Ce samedi 30 mars, la candidate pro-Union européenne, libérale et novice en politique, Zuzana Čaputová, a de grandes chances de devenir la première femme présidente de Slovaquie. Il y a environ un an, le 21 février 2018, le journaliste d’investigation Ján Kuciak et sa fiancée avaient été assassinés à leur domicile, aussi en Slovaquie. Ces deux événements apparemment disjoints sont en fait liés et montrent que, loin de s'installer dans le populisme nationaliste, les peuples d’Europe centrale cherchent eux aussi des issues positives aux crises économiques et démocratiques qui les frappent.

L’enquête de Ján Kuciak

Le 21 février 2018 donc, 4 mois après le meurtre de la journaliste maltaise Daphne Caruana Galizia, le journaliste Ján Kuciak et sa fiancée étaient assassinés à leur tour en Slovaquie. Dans les deux cas, ces journalistes d’investigation enquêtaient sur des affaires de corruption impliquant des élus au plus haut sommet de l’Etat, sur fond de mafia. Ján Kuciak travaillait pour Aktuality.sk – le deuxième site d’information le plus lu du pays –, et enquêtait sur les activités en Slovaquie d’une mafia italienne, la ’Ndrangheta, puissante mafia calabraise.

L’article que Ján Kuciak préparait a été publié peu de temps après sa mort.
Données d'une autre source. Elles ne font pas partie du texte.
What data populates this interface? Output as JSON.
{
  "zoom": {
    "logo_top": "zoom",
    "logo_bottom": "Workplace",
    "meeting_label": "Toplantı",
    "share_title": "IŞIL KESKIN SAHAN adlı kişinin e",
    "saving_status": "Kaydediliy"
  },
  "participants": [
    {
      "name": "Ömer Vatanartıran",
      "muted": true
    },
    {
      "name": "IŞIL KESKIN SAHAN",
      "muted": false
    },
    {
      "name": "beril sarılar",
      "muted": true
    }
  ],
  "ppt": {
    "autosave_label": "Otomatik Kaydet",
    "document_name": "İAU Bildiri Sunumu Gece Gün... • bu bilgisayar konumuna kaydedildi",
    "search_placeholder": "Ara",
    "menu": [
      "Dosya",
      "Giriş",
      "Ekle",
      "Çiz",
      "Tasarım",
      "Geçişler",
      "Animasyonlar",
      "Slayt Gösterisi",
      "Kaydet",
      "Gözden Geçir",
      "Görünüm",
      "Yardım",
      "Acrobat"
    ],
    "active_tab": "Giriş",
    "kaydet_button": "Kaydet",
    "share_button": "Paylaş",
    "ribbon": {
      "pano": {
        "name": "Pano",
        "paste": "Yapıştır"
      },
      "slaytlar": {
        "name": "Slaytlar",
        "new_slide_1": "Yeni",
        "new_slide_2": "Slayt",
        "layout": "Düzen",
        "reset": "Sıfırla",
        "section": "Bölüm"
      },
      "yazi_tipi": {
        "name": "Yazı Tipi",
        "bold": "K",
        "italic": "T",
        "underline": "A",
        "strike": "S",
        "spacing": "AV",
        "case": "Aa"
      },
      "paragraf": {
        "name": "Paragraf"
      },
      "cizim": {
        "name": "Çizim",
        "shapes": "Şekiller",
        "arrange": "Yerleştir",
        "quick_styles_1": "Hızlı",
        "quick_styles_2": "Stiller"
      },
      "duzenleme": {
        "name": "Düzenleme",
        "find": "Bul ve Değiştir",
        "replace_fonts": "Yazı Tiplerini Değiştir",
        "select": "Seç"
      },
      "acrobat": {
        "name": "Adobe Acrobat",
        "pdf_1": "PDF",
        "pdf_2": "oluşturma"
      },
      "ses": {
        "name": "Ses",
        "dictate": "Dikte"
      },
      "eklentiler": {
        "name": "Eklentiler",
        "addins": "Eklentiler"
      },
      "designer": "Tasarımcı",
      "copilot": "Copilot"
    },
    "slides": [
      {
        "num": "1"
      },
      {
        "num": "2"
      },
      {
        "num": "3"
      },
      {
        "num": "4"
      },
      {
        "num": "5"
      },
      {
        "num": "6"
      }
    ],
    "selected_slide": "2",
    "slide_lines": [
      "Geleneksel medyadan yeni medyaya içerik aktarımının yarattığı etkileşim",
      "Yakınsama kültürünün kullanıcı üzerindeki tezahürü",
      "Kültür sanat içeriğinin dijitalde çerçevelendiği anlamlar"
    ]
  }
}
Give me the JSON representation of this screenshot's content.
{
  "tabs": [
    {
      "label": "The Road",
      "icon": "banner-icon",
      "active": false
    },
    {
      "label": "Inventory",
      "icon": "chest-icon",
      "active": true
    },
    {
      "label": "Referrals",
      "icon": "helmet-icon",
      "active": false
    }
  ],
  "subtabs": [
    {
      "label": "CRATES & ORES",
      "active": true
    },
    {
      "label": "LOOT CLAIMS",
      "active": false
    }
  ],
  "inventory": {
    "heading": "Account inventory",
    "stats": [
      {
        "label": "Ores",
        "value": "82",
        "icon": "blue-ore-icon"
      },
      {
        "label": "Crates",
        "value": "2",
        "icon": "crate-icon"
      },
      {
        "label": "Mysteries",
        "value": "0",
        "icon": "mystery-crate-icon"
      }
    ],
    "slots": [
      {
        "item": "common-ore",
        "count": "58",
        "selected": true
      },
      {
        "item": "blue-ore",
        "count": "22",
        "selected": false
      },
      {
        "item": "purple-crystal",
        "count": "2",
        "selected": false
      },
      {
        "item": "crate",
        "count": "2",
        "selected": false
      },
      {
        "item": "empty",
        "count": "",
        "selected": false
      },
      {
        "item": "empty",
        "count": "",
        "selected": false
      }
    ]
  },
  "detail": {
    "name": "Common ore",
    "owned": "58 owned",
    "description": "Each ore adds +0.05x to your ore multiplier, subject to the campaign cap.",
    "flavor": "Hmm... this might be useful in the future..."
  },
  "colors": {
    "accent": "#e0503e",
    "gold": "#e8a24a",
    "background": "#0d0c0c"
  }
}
Il y faisait état de soupçons de fraude organisée entre des hommes d’affaire italiens proches de la mafia et deux collaborateurs du gouvernement du premier ministre slovaque d’alors, Robert Fico. Il s’agit de Maria Troskova, jeune collaboratrice, à l’ascension fulgurante devenue assistante de Robert Fico, et de Viliam Jasan, ancien député SMER-SD, et alors responsable du département de la Sécurité d’État et de gestion des situations d’urgence. Ces deux collaborateurs ont démissionné suite au double meurtre.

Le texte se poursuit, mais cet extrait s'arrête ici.